Search code examples
c#excelspreadsheetopenxmlopenxml-sdk

Get embedded objects in OOXML spreadsheet


I am struggling with getting a result with the following code using Open XML SDK. I want to find all embedded objects in a OOXML/XLSX spreadsheet and report each found object on screen. How to do this?

I think "DataParts" might not be the right place to start, but even DataParts do not show anything.

var files = Directory.EnumerateFiles(@"SOME DIRECTORY");
foreach (var file in files)
{
    Console.WriteLine(file);
        using (var spreadsheet = SpreadsheetDocument.Open(file, false))
        {
            var embedded_objects = spreadsheet.DataParts.ToList();
            int count = embedded_objects.Count;

            if (count > 0)
            {
                foreach (var item in embedded_objects)
                {
                    Console.WriteLine(item);
                }
            }
            else
            {
                Console.WriteLine(count);
            }
        }
}

Solution

  • @Sathish Guru V, thanks for giving me a hint on how to progress. Several hours later, I have something that is working for me, though I expected "embedded objects" to be a wider definition than just "OLE" e.g. pictures is also something I thought was an embedded object.
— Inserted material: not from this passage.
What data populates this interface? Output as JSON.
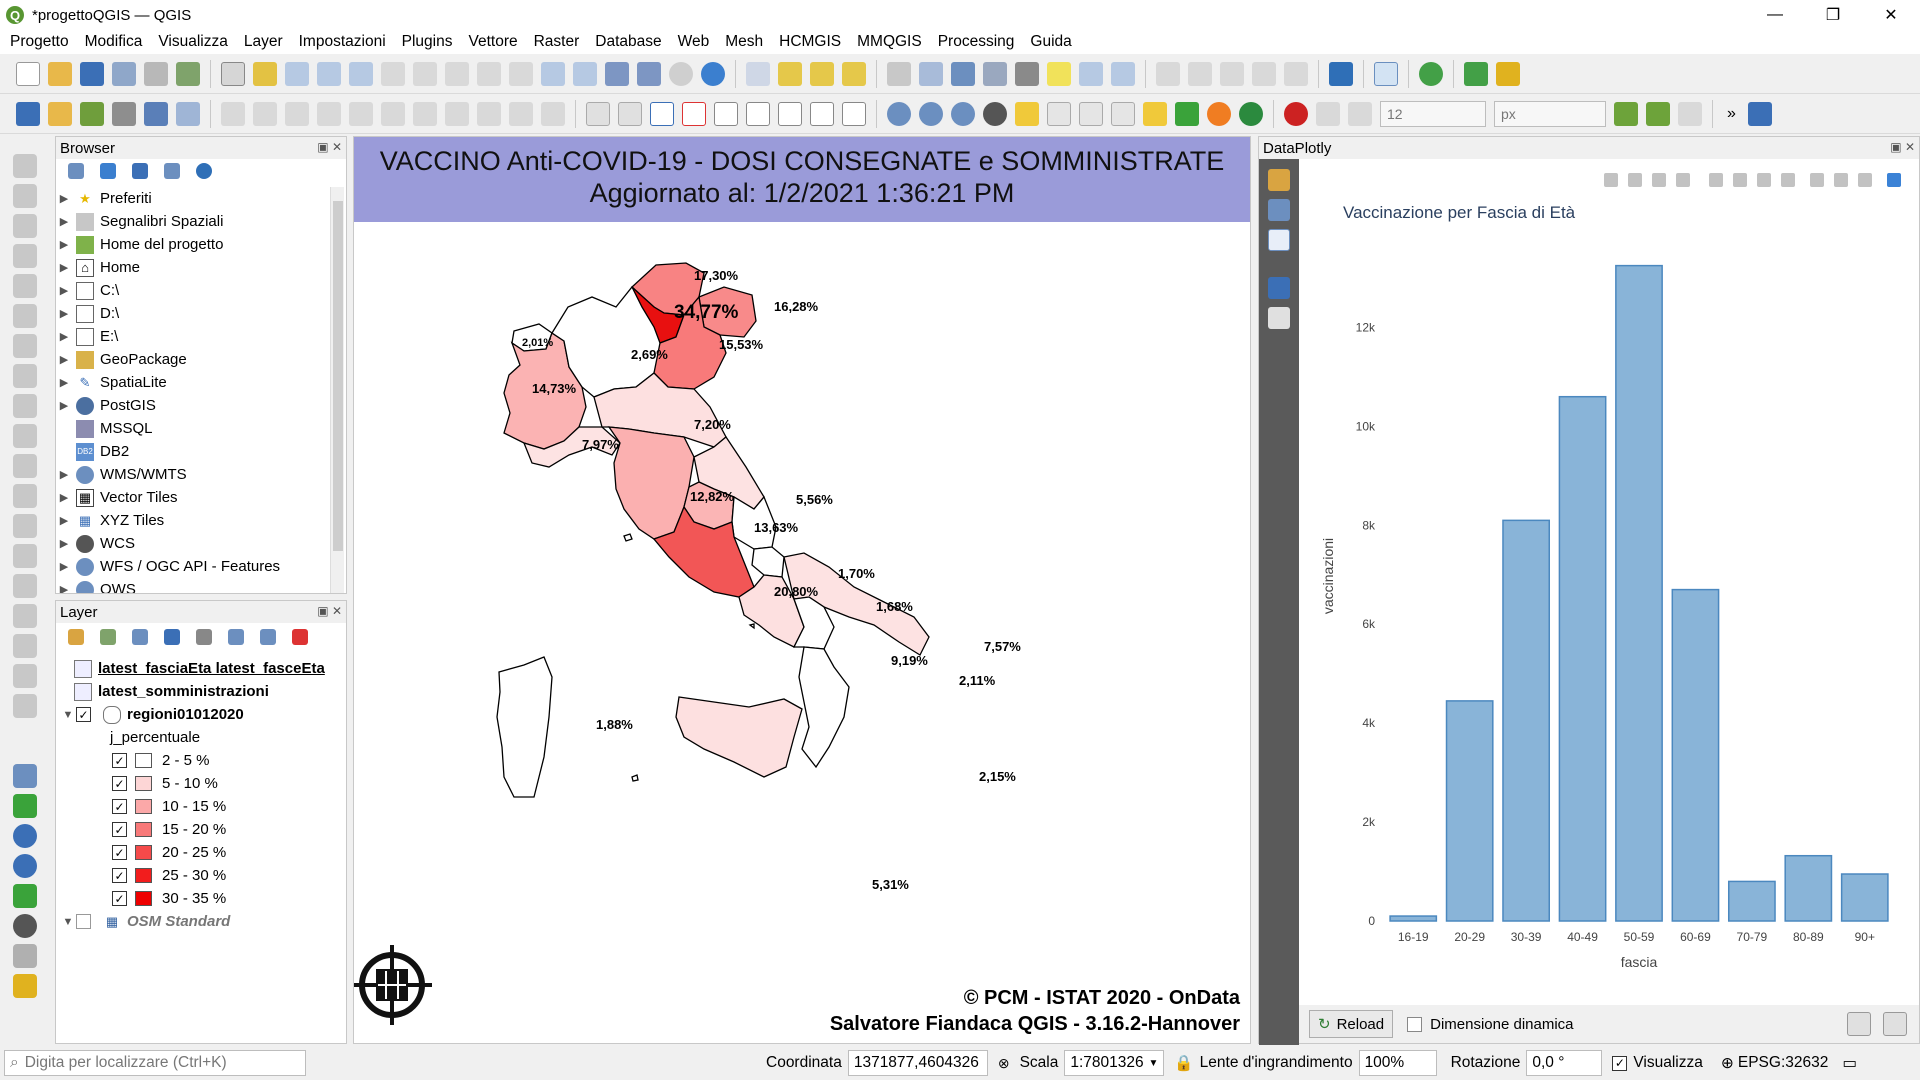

    Here's the code now. Any suggestions on how to improve are, are welcome.

    EDIT: I found a way to also count images. Code has been updated:

    using DocumentFormat.OpenXml.Packaging;
    using DocumentFormat.OpenXml.Spreadsheet;
    
    using (var spreadsheet = SpreadsheetDocument.Open(filepath, false))
    {
        var list = spreadsheet.WorkbookPart.WorksheetParts.ToList();
        foreach (var item in list)
        {
            int count_ole = item.EmbeddedObjectParts.Count(); // Register the number of OLE
            int count_image = item.ImageParts.Count(); // Register number of images
            int count = count_ole + count_image; // Sum
            if (count == 0) // If no embedded objects, inform user
            {
                embedobj_message = $"--> {count} embedded objects detected";
                Console.WriteLine(embedobj_message);
                return embedobj_message;
            }
            else
            {
                embedobj_message = $"--> {count} embedded objects detected";
                Console.WriteLine(embedobj_message);
                var embed_ole = item.EmbeddedObjectParts.ToList(); // Register each OLE to a list
                var embed_image = item.ImageParts.ToList(); // Register each image to a list
                int embedobj_no = 0;
                foreach (var part in embed_ole) // Inform user of each object
                {
                    embedobj_no++;
                    Console.WriteLine($"--> Embedded object #{embedobj_no}");
                    Console.WriteLine($"----> Content Type: {part.ContentType.ToString()}");
                    Console.WriteLine($"----> URI: {part.Uri.ToString()}");
    
                }
                foreach (var part in embed_image) // Inform user of each object
                {
                    embedobj_no++;
                    Console.WriteLine($"--> Embedded object #{embedobj_no}");
                    Console.WriteLine($"----> Content Type: {part.ContentType.ToString()}");
                    Console.WriteLine($"----> URI: {part.Uri.ToString()}");
                }
            }
        }
    }